Probability Theory 12 | Cumulative Distribution Function [dark version]

Q: How is the CDF defined, and what does it mean probabilistically?

The CDF is written F_X(x) and defined by F_X(x)=P(X≤x). For any real threshold x, it adds up all probability mass for outcomes of X that fall at or below that threshold—equivalently, it is the probability of the interval (−∞,x] under the distribution of X.

Q: Why must a CDF approach 0 and 1 at the extremes?

As x→−∞, the interval (−∞,x] becomes empty, and probability of the empty set is 0, so F_X(x)→0. As x→+∞, the interval expands to cover all real numbers, so the probability becomes 1 and F_X(x)→1.

Q: What guarantees that a CDF is monotone increasing?

If x1<x2, then (−∞,x1] is a subset of (−∞,x2]. Probability measures are monotone with respect to set inclusion, so P(X≤x1)≤P(X≤x2). That directly yields F_X(x1)≤F_X(x2).

Q: What does right-continuity mean for a CDF, and why do jumps happen?

Right-continuity means F_X(x0)=lim_{x→x0+}F_X(x). A CDF may jump at x0 when P(X=x0)>0 (typical for discrete variables). Those point-mass probabilities are included in P(X≤x) as soon as the threshold reaches x0, which is why the graph’s filled-in value corresponds to the upper side of the jump.

TL;DR

A cumulative distribution function is defined by F_X(x)=P(X≤x), accumulating probability from −∞ to the threshold x.

Briefing Cornell Notes

Briefing

Every real-valued random variable comes with a cumulative distribution function (CDF) that turns probability questions into a single, monotone curve on the real line. The CDF, usually written as F_X(x), is defined by F_X(x)=P(X≤x): it accumulates all probability mass from −∞ up to the threshold x. That “accumulation” is why the function is called cumulative, and why it works the same way whether X is discrete (only certain values matter) or absolutely continuous (probability comes from a density).
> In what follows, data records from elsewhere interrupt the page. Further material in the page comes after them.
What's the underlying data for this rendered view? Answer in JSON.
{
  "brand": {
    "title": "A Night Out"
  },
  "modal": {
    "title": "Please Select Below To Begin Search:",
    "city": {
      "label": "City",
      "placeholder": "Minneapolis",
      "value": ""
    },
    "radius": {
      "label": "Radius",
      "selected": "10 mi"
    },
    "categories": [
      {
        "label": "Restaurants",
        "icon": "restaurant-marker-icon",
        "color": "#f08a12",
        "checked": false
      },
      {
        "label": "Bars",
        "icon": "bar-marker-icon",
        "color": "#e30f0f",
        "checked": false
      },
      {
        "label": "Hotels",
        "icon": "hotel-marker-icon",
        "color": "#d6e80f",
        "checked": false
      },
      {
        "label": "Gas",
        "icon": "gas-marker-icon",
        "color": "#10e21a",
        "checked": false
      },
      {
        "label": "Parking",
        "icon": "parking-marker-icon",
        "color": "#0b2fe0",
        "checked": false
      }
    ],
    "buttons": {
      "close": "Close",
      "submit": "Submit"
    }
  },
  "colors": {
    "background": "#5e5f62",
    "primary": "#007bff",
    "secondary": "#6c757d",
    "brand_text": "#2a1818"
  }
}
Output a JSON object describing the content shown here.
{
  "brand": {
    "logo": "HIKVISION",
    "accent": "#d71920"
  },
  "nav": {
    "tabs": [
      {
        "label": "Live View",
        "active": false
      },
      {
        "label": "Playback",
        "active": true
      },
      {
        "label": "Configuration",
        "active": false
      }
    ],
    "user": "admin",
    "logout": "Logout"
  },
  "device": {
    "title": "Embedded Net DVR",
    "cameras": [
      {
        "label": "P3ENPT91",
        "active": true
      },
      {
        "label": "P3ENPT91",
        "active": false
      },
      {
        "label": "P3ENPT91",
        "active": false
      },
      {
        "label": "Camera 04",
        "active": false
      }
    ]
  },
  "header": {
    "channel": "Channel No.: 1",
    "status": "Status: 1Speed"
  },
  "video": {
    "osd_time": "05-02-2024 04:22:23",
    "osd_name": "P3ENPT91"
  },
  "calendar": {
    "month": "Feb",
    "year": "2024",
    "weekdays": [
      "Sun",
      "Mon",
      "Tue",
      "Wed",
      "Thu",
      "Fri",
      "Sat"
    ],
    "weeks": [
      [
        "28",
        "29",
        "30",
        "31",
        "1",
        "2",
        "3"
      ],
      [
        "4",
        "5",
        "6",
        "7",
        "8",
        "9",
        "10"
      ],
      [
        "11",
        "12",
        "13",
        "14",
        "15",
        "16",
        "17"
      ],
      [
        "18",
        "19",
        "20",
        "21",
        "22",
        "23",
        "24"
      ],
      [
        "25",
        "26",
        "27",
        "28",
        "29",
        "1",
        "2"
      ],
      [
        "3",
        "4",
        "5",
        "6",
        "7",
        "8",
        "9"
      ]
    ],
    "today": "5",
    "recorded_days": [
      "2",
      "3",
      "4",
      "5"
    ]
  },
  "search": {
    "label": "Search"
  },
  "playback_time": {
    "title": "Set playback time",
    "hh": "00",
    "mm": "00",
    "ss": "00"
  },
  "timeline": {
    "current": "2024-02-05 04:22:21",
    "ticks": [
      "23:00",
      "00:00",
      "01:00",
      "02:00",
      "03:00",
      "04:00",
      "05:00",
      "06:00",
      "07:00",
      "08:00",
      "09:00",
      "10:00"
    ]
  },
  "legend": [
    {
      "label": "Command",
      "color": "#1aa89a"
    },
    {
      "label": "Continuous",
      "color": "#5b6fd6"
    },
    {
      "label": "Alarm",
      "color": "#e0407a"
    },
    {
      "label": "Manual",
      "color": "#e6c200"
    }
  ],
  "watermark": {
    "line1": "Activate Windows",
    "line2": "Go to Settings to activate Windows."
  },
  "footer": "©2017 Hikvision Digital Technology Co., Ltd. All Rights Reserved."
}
The CDF has three key properties that follow directly from the rules of probability. First, as x→−∞, the interval (−∞,x] shrinks to the empty set, so F_X(x)→0. Second, as x→+∞, the interval expands to the entire real line, so F_X(x)→1. Third, F_X(x) is monotone increasing: if x1<x2, then (−∞,x1] is a subset of (−∞,x2], and probabilities can only stay the same or increase. Unlike a probability density function (PDF), which can rise and fall, the CDF never decreases.

A subtle but important detail is right-continuity. CDFs may have jumps, especially for discrete random variables. Right-continuity means the value at x0 matches the limit taken from values slightly larger than x0. Graphically, at a jump point, the filled-in point sits at the upper side of the jump because the event X=x0 contributes nonzero probability, and that mass is included when computing P(X≤x) for thresholds at x0.

The video then grounds the theory in the normal distribution, the central example for CDFs. For the standard normal case with mean μ=0 and standard deviation σ=1, the PDF is the Gaussian bell curve: f(x)= (1/√(2π))·e^(−x^2/2). When the distribution is absolutely continuous, the CDF is obtained by integrating the PDF from −∞ to x: F(x)=∫_{−∞}^{x} f(t) dt. Symmetry of the normal density implies F(0)=1/2, since half the probability lies to the left of zero.

To make these functions concrete, the transcript describes plotting both the PDF and CDF over a grid (for example, from −10 to 10 with a small step size). The PDF appears as a bell curve peaking at x=0, while the CDF rises smoothly from 0 toward 1 as x increases. Finally, it connects the theory to simulation: using R’s normal generator (rnorm) to draw many samples (e.g., 6000) and comparing the resulting histogram to the bell curve. The takeaway is that the CDF provides a unified, threshold-based probability function, while the PDF supplies the density that—when integrated—produces that cumulative curve.

Cornell Notes

A cumulative distribution function (CDF) for a real-valued random variable X is defined as F_X(x)=P(X≤x). It accumulates probability from −∞ up to the cutoff x, so it applies to both discrete and continuous cases. The CDF always satisfies limits F_X(x)→0 as x→−∞ and F_X(x)→1 as x→+∞, and it is monotone increasing. CDFs are right-continuous and may have jumps when X assigns positive probability to single points. For the normal distribution with μ=0 and σ=1, the CDF is the integral of the Gaussian PDF from −∞ to x, and symmetry gives F(0)=1/2. Simulation with rnorm and histograms helps visualize how samples match the bell curve.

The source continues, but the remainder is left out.